Trwa XV Międzynarodowy Festiwal "Europa - Toruń. Muzyka i Architektura". W weekend w rodzinnym mieście wystąpił Paweł Wakarecy, finalista ostatniego Konkursu Chopinowskiego. W niecodziennej przestrzeni kino-galerii Tumult przedstawił nowy program z utworami Fryderyka Chopina i Franciszka Liszta.
Który z wielkich poprzedników jest mu bliższy?
- Trudno mi powiedzieć, którego wolę - odpowiada pianista. - To są zupełnie inni kompozytorzy i zupełnie czymś innym się kierowali w swojej twórczości. Inny charakter mają również ich dzieła. Jakby w każdym utworze obydwóch można znaleźć coś dla siebie i coś co da się wyeksponować. Na przykład u Liszta są piękne, romantyczne melodie, jest też filozoficzne zadumanie. Natomiast Chopin to jest król śpiewu na fortepianie, belcanta. U Liszta mamy do czynienia również z fantastyczną wirtuozerią, którą można wydobyć i która robi niesamowite wrażenie na słuchaczach.
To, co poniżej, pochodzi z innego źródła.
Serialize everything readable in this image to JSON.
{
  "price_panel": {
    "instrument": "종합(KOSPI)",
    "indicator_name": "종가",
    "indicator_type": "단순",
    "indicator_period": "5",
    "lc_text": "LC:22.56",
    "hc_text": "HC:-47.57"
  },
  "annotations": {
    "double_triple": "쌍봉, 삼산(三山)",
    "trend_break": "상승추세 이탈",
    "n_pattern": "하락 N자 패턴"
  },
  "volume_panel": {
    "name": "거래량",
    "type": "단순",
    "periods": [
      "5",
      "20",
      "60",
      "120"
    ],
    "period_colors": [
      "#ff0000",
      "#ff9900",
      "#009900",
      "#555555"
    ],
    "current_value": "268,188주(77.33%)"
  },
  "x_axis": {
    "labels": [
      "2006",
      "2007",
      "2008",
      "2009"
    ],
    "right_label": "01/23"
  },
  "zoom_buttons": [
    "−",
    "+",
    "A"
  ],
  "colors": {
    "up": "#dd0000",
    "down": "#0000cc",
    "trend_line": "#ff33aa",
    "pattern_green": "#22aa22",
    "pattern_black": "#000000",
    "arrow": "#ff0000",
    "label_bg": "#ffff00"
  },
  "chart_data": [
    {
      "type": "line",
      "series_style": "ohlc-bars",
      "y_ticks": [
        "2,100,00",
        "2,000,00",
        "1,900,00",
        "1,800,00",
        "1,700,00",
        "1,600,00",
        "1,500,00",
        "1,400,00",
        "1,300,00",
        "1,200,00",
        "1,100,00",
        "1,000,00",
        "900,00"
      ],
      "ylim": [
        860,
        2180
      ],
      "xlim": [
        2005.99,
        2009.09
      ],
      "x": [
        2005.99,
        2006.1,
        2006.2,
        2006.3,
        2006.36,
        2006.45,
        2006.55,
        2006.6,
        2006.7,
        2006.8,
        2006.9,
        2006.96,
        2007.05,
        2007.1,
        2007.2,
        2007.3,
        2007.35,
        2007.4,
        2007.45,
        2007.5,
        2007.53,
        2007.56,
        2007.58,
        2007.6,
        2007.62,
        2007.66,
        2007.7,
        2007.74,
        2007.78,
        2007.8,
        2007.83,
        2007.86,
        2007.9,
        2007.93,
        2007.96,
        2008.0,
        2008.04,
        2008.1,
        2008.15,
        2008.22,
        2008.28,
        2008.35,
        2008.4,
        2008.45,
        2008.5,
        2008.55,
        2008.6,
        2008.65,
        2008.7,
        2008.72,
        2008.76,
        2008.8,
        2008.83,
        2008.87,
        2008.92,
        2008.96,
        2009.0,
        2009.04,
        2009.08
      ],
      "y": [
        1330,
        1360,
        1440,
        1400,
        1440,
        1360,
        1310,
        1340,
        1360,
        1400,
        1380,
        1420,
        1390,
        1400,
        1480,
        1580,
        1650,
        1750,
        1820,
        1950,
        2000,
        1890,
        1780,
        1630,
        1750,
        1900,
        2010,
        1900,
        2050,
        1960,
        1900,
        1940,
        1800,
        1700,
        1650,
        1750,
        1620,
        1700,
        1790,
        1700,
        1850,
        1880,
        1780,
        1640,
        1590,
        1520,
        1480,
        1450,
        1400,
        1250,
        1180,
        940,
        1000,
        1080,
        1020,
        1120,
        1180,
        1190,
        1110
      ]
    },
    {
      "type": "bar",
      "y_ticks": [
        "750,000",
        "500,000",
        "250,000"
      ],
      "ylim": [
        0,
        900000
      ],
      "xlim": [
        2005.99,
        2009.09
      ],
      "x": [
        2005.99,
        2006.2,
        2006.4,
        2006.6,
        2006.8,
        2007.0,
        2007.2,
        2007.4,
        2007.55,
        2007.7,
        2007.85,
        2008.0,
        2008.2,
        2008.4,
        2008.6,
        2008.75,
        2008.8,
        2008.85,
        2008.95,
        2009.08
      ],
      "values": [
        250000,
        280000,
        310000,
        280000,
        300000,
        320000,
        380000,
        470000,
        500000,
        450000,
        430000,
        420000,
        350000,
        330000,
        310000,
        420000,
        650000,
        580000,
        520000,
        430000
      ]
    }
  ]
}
Recital, który usłyszeli goście sobotniego koncertu, nie był wcześniej prezentowany.
Teraz czas na letnie leniuchowanie czy na dalszą pracę?
- Po tym koncercie czekają mnie trzy ważne występy w sierpniu - wyjaśnia Wakarecy. - Najpierw Międzynarodowy Festiwal Chopinowski w Dusznikach-Zdroju, następnie festiwal w Antoninie i chyba najważniejszy aktualnie festiwal "Chopin i jego Europa" w Warszawie. Nad tym teraz pracuję, ale zarazem mam wakacje. Zawsze staram się jakoś mądrze godzić obowiązki i przyjemności. Myślę, że też tym razem mi się to powiedzie.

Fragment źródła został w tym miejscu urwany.